■水際へのアプローチには細心の注意を
最後に、春ゼミパターンで釣果を得るうえでとても大事なことを助言したい。それはポイントに近づく際、水際のアプローチには細心の注意を払ってもらいたいことだ。
春ゼミを偏食する時期のブラウントラウトは、想像以上に岸近くに寄っている。特に岸から急に水深が深くなるポイントでは、岸から数メートル以内に身を潜めていることも多い。
トラウトが岸近くに身を寄せる理由は、おそらく湖面に落ちた春ゼミが風や湖流によって流されてくるからだ。流れついた先で待っていればエサがやって来るのだから、これほど都合のいい方法はない。
そんな岸近くにいる魚たちに警戒心を与えないためには、可能な限り水の中には入らずに陸上から静かに釣りをすることである。とても些細なことのように感じるかもしれないが、釣果を得るにはとても大事なことである。
■今が旬の春ゼミパターンの釣りを楽しもう
中禅寺湖で昔から楽しまれている初夏の風物詩、春ゼミパターンの釣りについて紹介したが、さっそく中禅寺湖に出かけてみたくなった人もいるのではないだろうか。

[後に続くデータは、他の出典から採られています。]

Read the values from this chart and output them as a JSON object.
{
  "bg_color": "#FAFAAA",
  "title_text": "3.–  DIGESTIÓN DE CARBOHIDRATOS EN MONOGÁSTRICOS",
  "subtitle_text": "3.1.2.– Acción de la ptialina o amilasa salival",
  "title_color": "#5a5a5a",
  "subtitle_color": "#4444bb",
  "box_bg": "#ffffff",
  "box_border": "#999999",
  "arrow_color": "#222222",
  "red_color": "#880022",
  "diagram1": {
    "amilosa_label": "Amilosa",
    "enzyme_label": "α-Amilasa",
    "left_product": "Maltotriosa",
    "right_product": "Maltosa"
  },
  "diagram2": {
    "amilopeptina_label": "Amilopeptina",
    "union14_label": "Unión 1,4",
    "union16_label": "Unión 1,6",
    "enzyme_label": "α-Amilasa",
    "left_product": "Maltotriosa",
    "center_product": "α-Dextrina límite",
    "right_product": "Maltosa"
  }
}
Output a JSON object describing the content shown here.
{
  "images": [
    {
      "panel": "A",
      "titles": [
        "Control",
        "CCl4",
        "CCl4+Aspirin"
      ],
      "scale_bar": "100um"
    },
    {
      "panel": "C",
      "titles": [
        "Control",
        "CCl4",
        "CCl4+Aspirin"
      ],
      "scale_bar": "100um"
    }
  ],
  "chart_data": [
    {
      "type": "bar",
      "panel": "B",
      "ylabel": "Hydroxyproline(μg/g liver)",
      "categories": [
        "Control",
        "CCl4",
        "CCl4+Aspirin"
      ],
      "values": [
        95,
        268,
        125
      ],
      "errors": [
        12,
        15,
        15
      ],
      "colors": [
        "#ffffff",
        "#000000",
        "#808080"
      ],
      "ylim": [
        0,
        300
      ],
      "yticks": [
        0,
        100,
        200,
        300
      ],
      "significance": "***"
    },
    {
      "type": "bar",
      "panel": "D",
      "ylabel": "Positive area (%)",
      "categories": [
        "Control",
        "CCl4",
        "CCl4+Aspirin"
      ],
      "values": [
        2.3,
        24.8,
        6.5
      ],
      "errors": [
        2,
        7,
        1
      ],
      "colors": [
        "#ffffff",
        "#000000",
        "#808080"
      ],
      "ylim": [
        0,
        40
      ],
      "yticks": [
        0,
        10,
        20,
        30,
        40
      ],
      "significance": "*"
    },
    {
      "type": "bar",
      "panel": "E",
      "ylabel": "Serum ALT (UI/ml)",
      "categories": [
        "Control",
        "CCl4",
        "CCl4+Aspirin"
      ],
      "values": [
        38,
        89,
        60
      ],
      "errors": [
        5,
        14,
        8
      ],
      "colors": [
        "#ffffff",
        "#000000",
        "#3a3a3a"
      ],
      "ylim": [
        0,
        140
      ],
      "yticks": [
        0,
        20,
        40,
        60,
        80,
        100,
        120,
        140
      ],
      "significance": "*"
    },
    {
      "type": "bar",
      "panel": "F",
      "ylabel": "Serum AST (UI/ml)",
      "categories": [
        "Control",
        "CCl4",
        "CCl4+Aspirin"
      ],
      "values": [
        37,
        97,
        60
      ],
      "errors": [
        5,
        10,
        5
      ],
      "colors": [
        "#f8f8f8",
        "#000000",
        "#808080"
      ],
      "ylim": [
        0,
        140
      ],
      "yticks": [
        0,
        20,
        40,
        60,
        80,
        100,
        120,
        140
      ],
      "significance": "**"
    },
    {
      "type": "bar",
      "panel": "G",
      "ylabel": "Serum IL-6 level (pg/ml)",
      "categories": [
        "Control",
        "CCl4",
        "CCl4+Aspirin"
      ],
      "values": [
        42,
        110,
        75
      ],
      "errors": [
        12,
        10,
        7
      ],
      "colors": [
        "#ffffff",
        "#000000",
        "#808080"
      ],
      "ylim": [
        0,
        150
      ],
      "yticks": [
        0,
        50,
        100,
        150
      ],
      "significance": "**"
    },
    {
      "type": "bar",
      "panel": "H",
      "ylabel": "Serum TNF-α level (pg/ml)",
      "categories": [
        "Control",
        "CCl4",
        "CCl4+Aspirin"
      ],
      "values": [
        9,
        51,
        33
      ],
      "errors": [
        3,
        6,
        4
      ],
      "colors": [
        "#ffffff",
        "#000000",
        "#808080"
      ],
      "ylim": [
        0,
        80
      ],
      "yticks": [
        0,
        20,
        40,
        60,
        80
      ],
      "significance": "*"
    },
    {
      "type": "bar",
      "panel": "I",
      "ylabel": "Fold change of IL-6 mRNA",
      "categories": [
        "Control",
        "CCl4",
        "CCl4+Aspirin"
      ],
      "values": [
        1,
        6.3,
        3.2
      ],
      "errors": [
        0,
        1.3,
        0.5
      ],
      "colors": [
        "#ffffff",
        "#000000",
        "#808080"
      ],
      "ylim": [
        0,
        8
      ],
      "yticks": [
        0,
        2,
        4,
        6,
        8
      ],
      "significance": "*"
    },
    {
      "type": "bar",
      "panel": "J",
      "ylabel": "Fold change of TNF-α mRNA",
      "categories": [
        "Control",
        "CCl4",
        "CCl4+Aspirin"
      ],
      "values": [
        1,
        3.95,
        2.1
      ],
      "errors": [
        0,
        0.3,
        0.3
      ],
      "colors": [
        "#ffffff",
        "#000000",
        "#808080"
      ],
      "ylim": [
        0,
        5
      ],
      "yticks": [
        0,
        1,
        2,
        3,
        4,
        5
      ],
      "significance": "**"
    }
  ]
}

春ゼミパターンの釣りが最盛期を迎える6月上旬は、多くの釣り人で賑わっている。特に釣果実績の高いポイント周辺は人の出入りが激しく、土日はもちろん平日でも入れないと思った方がいいだろう。
だからといって気を落とす必要はない。人気ポイントは魚たちが常にプレッシャーにさらされて警戒心が高くなっているので簡単ではない。
ではどうすればよいのか? 釣り人の姿が見えない不人気のポイントに入ることを筆者はおすすめする。その理由は、警戒心がそれほど高くない魚が潜んでいる可能性が高いからである。実際に筆者もこの考えで人のいないポイントをいくつか探り歩いて良い釣果に恵まれたことがこれまでに何度もあった。
そんな自分だけのポイントを探して中禅寺湖の野性味あふれるブラウントラウトをぜひ手中におさめてもらいたい。